The Financial Sector Advisory Committee (CCSF) has issued several recommendations relating to disability cover and the method of pricing borrower’s insurance premiums. Objective: to improve borrower information.
The Financial Sector Advisory Committee (CCSF), within the framework of a plenary committee of October 12, 2021, issued several recommendations aimed at improve information for borrowers subscribing to borrower insuranceto increase the comparability of offers.
These recommendations follow the assessment of the borrower insurance market carried out by the CCSF in 2020, at the request of the Minister of the Economy, Bruno Le Maire.
Better information on disability cover
The difficulties of compensation on the Disability cover constituting a important part of the grounds for complaints. Either the insured did not know the limits of coverage of the disability cover taken out, or this cover is insufficient.
Thereby, policyholders who are declared “invalidity 2” by Social Security are not covered by the invalidity guarantee of their borrower’s insurance contract. Even though they could have been previously covered under the incapacity guarantee of this same contract.
Multiple disability categories
Social Security defines three levels of disability:
1before category: invalid able to carry out a remunerated activity (but often part-time)
2th category: invalid unable to practice any profession
3th category: beyond category 2, obligation to have recourse to assistance for the ordinary acts of life.
The CCSF recommends that when the “disability” guarantee of the borrower’s insurance contract is different from the concept of disability used by Social Securityor by a body ruling on professional incapacity, the contract must clearly justify this. It should also be specified that recognition of a state of disability by one of these organizations is not binding on the insurer.
An example to illustrate how premiums are priced
There are two pricing formulas for borrower insurance:
- a first fixed, as a percentage of the initial capital borrowed. Its amount is constant over the entire duration of the loan;
- a prime variable, as a percentage of the outstanding capital. Its amount decreases as the repayment of the loan progresses.

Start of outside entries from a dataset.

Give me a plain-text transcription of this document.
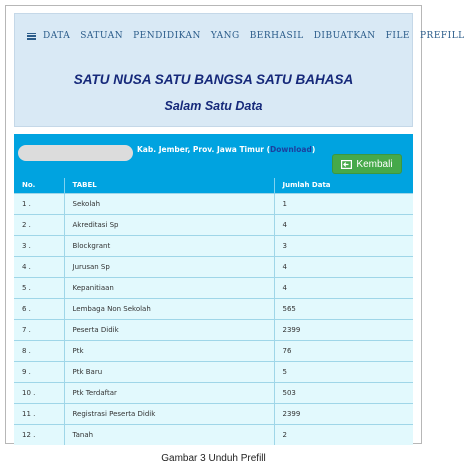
DATA SATUAN PENDIDIKAN YANG BERHASIL DIBUATKAN FILE PREFILL
SATU NUSA SATU BANGSA SATU BAHASA
Salam Satu Data
Kab. Jember, Prov. Jawa Timur (Download)
Kembali
No.	TABEL	Jumlah Data
1 .	Sekolah	1
2 .	Akreditasi Sp	4
3 .	Blockgrant	3
4 .	Jurusan Sp	4
5 .	Kepanitiaan	4
6 .	Lembaga Non Sekolah	565
7 .	Peserta Didik	2399
8 .	Ptk	76
9 .	Ptk Baru	5
10 .	Ptk Terdaftar	503
11 .	Registrasi Peserta Didik	2399
12 .	Tanah	2
Gambar 3 Unduh Prefill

The interest for one or the other of these pricing methods is linked in particular to the repayment period of the loan. In practice, the average shelf life of a loan would be eight years.
To assess the cost of borrower insurance, key elements on the price are already communicated: the effective annual rate of insurance (TAEA), the monthly amount of the premium, the total cost of the premiums to be paid over the duration of the loan .
The CCSF recommends distributors of borrower insurance (insurers, bankers, brokers) to inform the consumer the cumulative amounts of his premiums after eight years of insurancein order to illustrate the mechanism of operation of the contract “.
No agreement on the infra-annual termination of borrower insurance
At the request of the Minister for the Economy, the CCSF focused its work on the right to terminate borrower insurance contracts at any time. But representatives of the financial sector and consumers, members of the CCSF, have not reached an agreement allowing the establishment of an infra-annual termination of these contracts, beyond the first year. The current framework of annual termination, on the anniversary date, beyond the first twelve months, is therefore maintained to this day.